Change has been coming in the last few years. Before the pandemic there has been sterling work by the Playwright Studio Scotland across South of Scotland.  I was fortunate to be involved with the Playwright Studio Scotland Talk Fest from the Scottish Borders with my play What Lies Beneath by Firebrand Theatre Company. 

In Dumfries we have the innovative Bunbury Banter Theatre Company based at the Theatre Royal, producing excellent contemporary work, both in the theatre and site specific in the community.  They also encourage and support the up and coming generation with their young playwright’s scheme. Recently The Stove Network based in Dumfries produced a podcast of Lowland, a community play, involving local writers and actors. This was initially scheduled to be performed in community spaces but the pandemic intervened.

A lot happening in the South of Scotland but all this commitment, energy and hard work has to be maintained in the new world we find ourselves in.

Further change has been accelerated by the pandemic, not only in the South of Scotland but Scotland wide.  Playwrights through necessity have drawn closer through social media and the proliferation of online performances.  There have always been artists organising readings and performances of new work outside mainline theatre. What is different and exciting is the sheer range of work and playwrights involved, and most importantly that the work is reaching a far wider audience than ever before.  There has been an energy released for getting things done rather than waiting for it to happen or for someone else to decide if it does through the funding mechanism.

During the pandemic I had a play Devil Gate Drive premiered online by Awkward Theatre.

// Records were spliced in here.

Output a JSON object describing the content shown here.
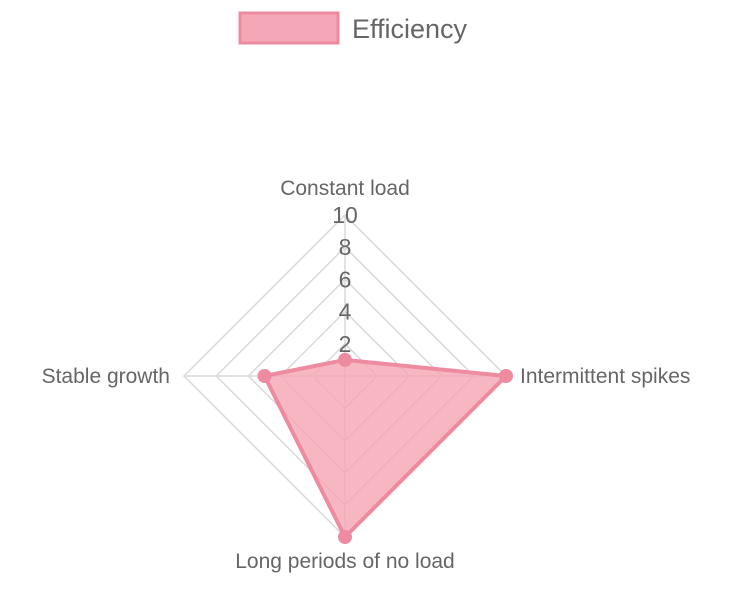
{
  "chart_data": {
    "type": "radar",
    "title": "",
    "categories": [
      "Constant load",
      "Intermittent spikes",
      "Long periods of no load",
      "Stable growth"
    ],
    "series": [
      {
        "name": "Efficiency",
        "values": [
          1,
          10,
          10,
          5
        ],
        "fill_color": "#f4a7b6",
        "line_color": "#ee8ba0",
        "point_color": "#ee8ba0"
      }
    ],
    "r_range": [
      0,
      10
    ],
    "ticks": [
      "2",
      "4",
      "6",
      "8",
      "10"
    ],
    "tick_values": [
      2,
      4,
      6,
      8,
      10
    ],
    "grid": true,
    "legend_position": "top",
    "colors": {
      "grid": "#d9d9d9",
      "text": "#666666"
    }
  }
}
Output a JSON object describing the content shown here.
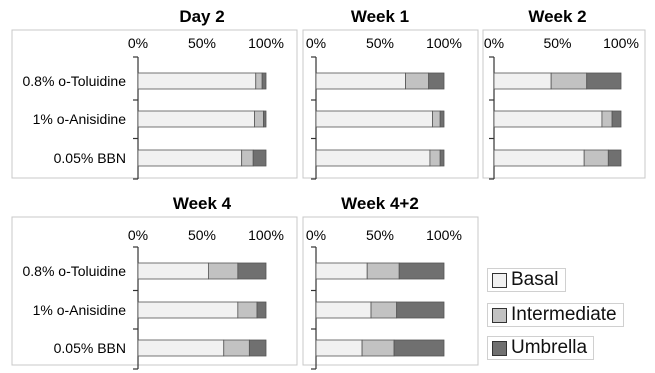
{
  "chart_data": {
    "type": "bar",
    "stacked": true,
    "orientation": "horizontal",
    "categories": [
      "0.8% o-Toluidine",
      "1% o-Anisidine",
      "0.05% BBN"
    ],
    "x_ticks": [
      "0%",
      "50%",
      "100%"
    ],
    "xlim": [
      0,
      100
    ],
    "series_names": [
      "Basal",
      "Intermediate",
      "Umbrella"
    ],
    "colors": {
      "Basal": "#f1f1f1",
      "Intermediate": "#c2c2c2",
      "Umbrella": "#707070"
    },
    "legend": "right",
    "grid": false,
    "panels": [
      {
        "title": "Day 2",
        "series": [
          {
            "name": "Basal",
            "values": [
              92,
              91,
              81
            ]
          },
          {
            "name": "Intermediate",
            "values": [
              5,
              7,
              9
            ]
          },
          {
            "name": "Umbrella",
            "values": [
              3,
              2,
              10
            ]
          }
        ]
      },
      {
        "title": "Week 1",
        "series": [
          {
            "name": "Basal",
            "values": [
              70,
              91,
              89
            ]
          },
          {
            "name": "Intermediate",
            "values": [
              18,
              6,
              8
            ]
          },
          {
            "name": "Umbrella",
            "values": [
              12,
              3,
              3
            ]
          }
        ]
      },
      {
        "title": "Week 2",
        "series": [
          {
            "name": "Basal",
            "values": [
              45,
              85,
              71
            ]
          },
          {
            "name": "Intermediate",
            "values": [
              28,
              8,
              19
            ]
          },
          {
            "name": "Umbrella",
            "values": [
              27,
              7,
              10
            ]
          }
        ]
      },
      {
        "title": "Week 4",
        "series": [
          {
            "name": "Basal",
            "values": [
              55,
              78,
              67
            ]
          },
          {
            "name": "Intermediate",
            "values": [
              23,
              15,
              20
            ]
          },
          {
            "name": "Umbrella",
            "values": [
              22,
              7,
              13
            ]
          }
        ]
      },
      {
        "title": "Week 4+2",
        "series": [
          {
            "name": "Basal",
            "values": [
              40,
              43,
              36
            ]
          },
          {
            "name": "Intermediate",
            "values": [
              25,
              20,
              25
            ]
          },
          {
            "name": "Umbrella",
            "values": [
              35,
              37,
              39
            ]
          }
        ]
      }
    ]
  }
}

This attracted views from across Scotland and abroad.  I have also had a short play premiered by a theatre company based in America and broadcast online coast to coast in America.  I have attended many worldwide performances online over the last few months. 

I`m not saying the future is online.  I love live theatre but I do think online has added another dimension, or opportunity, for writers. 

For myself and others I believe this new landscape offers an opportunity to organise from a local base.  In terms of Scotland each area should stand on its own but be an equal part of a Scottish wide theatre environment.      

This is where future funding needs to come in, for both traditional theatre and online.  It needs to recognize that everyone scrambling and competing against each other is detrimental, energy sapping, and fosters disillusionment, as is funding determined by some pre-determined  criteria.  Let questions and not necessarily answers rise naturally from the writing.  

If funded properly, online can provide opportunities to work alongside traditional theatre to give increased visibility to a broader base of playwrights throughout Scotland. 

A national ticketing system needs to be devised for online theatre.  Many if not all the online performances I attended were free or donation.  This is okay for the short term but not the long term.

Online performances could be part and parcel of a play`s tour. Not a filmed performance but a special online performance allowing for greater audience access.  The world can be the audience.  In the past I have missed many plays I wished to see because I could not make a performance.

I sincerely hope we take advantage of the chance we have to develop this new landscape to the needs of a widest possible variety of writers.  There has been an abundance of energy and innovation during the pandemic. Let`s take that energy and build again from the ground up and locally.  Then let those local initiatives be shared. Let`s dispel once and for all the illusion of distance.